上図は、2枚銀からの進展で▲4五銀に2二の角が△3三角と上がった局面。ソフトの評価値-42で互角。
△3三角と上がったのは、▲3四銀に△2四角の受けを用意した手で2二の角のままでは▲3四銀から▲2三銀成の筋があります。
ただし、△3三角は▲3四銀や▲2五桂とすると角取りになるので、少し難しい受けでこの形特有です。
後手は△2四角から△3六歩とすることで、角道が通って先手玉は急に危ない形になります。
実戦は△3三角に▲1五歩△同歩▲3四銀で、ソフトの評価値-287で互角。
この手順は、先手が▲1五歩と突き捨てるので以下厳しく攻めるという展開ですがやや単調で、▲3四銀には△2四角がしっかりした受けなので先手も簡単ではありません。
▲1五歩では▲5四銀がありました。ソフトの評価値+19で互角。

この手順は1筋の歩を突き捨てることなく▲5四銀とします。
▲5四銀は後手の角を目標にする指し方でないので、一目あまり厳しくなさそうですが次に▲6三銀成を狙っています。
▲6三銀成としても後手の玉が3一で遠いのですが、単調に攻めていって反動でカウンターの攻めを受けるよりかはゆっくりした戦いになります。
なお、▲5四銀で▲4四銀とすれば銀交換で、銀が捌けるという考えもありますが、△同角とされると後手陣がさっぱりして後手玉にいやみがなくなります。
普通は攻めの銀と守りの銀を交換すると攻めの方が得というのが一般的ですが、この戦型では当てはまらないようです。

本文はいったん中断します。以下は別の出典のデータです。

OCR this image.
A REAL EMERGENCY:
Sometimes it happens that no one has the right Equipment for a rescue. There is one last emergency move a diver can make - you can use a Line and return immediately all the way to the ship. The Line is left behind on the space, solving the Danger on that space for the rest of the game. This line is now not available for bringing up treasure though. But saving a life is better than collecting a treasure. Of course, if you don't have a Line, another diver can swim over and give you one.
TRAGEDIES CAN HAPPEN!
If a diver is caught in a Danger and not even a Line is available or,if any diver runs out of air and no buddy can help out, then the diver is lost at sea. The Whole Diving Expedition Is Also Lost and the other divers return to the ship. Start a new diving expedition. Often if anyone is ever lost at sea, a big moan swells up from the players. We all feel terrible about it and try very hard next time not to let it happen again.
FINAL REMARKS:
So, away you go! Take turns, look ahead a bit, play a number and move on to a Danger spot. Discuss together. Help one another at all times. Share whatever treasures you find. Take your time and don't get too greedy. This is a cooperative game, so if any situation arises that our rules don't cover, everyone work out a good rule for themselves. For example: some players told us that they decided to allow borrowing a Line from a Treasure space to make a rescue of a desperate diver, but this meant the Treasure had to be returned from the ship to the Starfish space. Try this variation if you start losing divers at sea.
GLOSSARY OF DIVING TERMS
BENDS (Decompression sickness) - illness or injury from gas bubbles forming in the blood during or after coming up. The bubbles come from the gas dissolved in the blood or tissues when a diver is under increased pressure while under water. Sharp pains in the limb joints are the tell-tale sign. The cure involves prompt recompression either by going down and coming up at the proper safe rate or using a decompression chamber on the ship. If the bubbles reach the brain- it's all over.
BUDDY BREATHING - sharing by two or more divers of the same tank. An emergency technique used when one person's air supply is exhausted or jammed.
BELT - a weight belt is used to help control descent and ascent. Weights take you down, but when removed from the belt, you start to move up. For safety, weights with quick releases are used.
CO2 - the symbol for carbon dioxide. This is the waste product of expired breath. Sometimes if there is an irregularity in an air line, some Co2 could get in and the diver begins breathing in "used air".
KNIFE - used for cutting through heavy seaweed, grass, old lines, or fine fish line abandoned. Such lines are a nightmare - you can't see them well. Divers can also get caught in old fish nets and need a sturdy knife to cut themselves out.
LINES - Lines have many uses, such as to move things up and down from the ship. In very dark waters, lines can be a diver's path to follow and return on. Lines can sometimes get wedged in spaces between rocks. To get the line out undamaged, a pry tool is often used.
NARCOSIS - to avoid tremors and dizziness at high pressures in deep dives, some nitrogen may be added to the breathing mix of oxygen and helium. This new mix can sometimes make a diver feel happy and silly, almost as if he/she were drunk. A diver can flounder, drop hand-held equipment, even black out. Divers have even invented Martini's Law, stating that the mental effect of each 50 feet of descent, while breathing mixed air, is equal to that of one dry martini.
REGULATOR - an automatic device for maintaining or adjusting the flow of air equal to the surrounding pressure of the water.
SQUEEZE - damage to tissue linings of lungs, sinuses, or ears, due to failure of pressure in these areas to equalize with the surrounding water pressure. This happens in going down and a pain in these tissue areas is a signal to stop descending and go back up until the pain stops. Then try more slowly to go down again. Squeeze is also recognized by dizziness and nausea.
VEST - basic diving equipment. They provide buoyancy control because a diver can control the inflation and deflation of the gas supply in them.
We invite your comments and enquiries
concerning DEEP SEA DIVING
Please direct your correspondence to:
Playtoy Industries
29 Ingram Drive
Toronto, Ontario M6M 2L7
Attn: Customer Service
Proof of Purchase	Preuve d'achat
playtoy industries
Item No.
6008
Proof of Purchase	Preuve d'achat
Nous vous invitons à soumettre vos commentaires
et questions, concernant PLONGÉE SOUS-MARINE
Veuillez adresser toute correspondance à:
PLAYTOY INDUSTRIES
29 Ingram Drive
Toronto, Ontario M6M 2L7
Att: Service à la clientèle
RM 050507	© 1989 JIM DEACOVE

▲5四銀に△5二金と受けるのが普通ですが、▲7五歩△同歩▲7四歩△8五桂▲8六歩で、ソフトの評価値-31で互角。
この手順は、▲6三銀成と受けた手に▲7五歩とB面攻撃をする手が継続手で、やや無理っぽいところはありますが、後手の桂馬を取りにいって実戦的にはいい勝負のようです。
▲5四銀に△2四角▲6三銀成△3六歩▲6四成銀△3七歩成▲同金で、ソフトの評価値+53で互角。

この手順は、後手の銀は見捨てる形ですが、△2四角から△3六歩と先手からすると一番いやな形で攻める展開です。
以下▲3七同金で銀と桂馬の交換ですがいい勝負のようで、以下△8五桂でどうかという将棋です。
先手玉は薄いので大変ですが、薄い玉で戦う将棋もたくさん指してその戦型の玉の距離感を掴むというのも大事だと思っています。
2枚銀からの継続手が参考になった1局でした。